Multimetric extension of the PPN formalism: experimental consistency of repulsive gravity

TL;DR

This paper extends the PPN formalism to multimetric gravity theories with dark sectors, tests their experimental consistency in the solar system, and refines the theory to align with observations while maintaining cosmological benefits.

Contribution

It develops a multimetric PPN formalism, applies it to a dark matter model, and improves the theory for experimental consistency without losing cosmological advantages.

Findings

Initial theory inconsistent with solar system tests

Simplified PPN formalism enables parameter calculation

Refined theory aligns with experimental data

Abstract

Recently we discussed a multimetric gravity theory containing several copies of standard model matter each of which couples to its own metric tensor. This construction contained dark matter sectors interacting repulsively with the visible matter sector, and was shown to lead to cosmological late-time acceleration.

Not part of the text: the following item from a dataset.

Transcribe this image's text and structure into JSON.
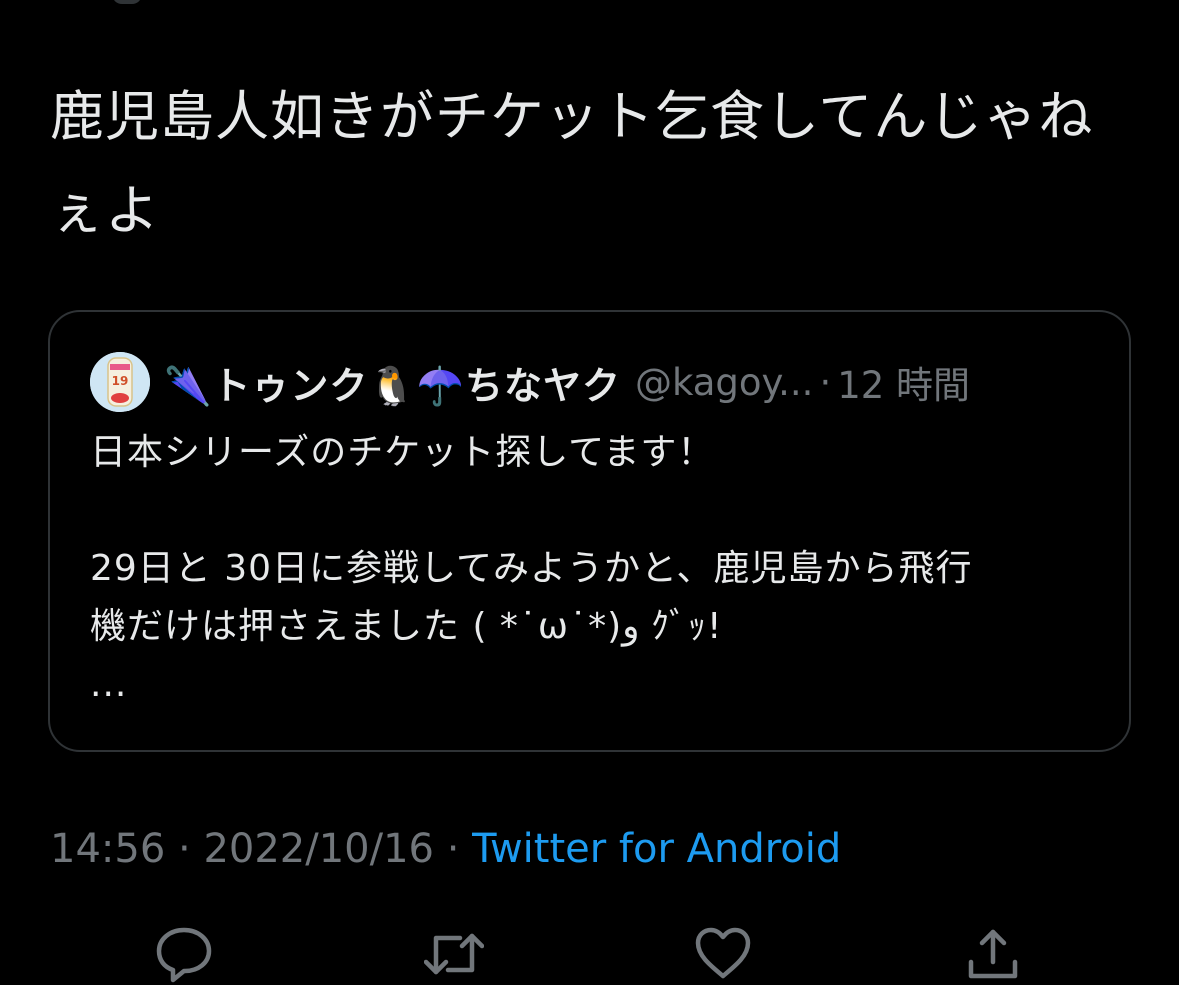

In order to test the theory with high-precision experiments within the solar system we here construct a simple extension of the parametrized post-Newtonian (PPN) formalism for multimetric gravitational backgrounds. We show that a simplified version of this extended formalism allows the computation of a subset of the PPN parameters from the linearized field equations. Applying the simplified formalism we find that the PPN parameters of our theory do not agree with the observed values, but we are able to improve the theory so that it becomes consistent with experiments of post-Newtonian gravity and still features its promising cosmological properties.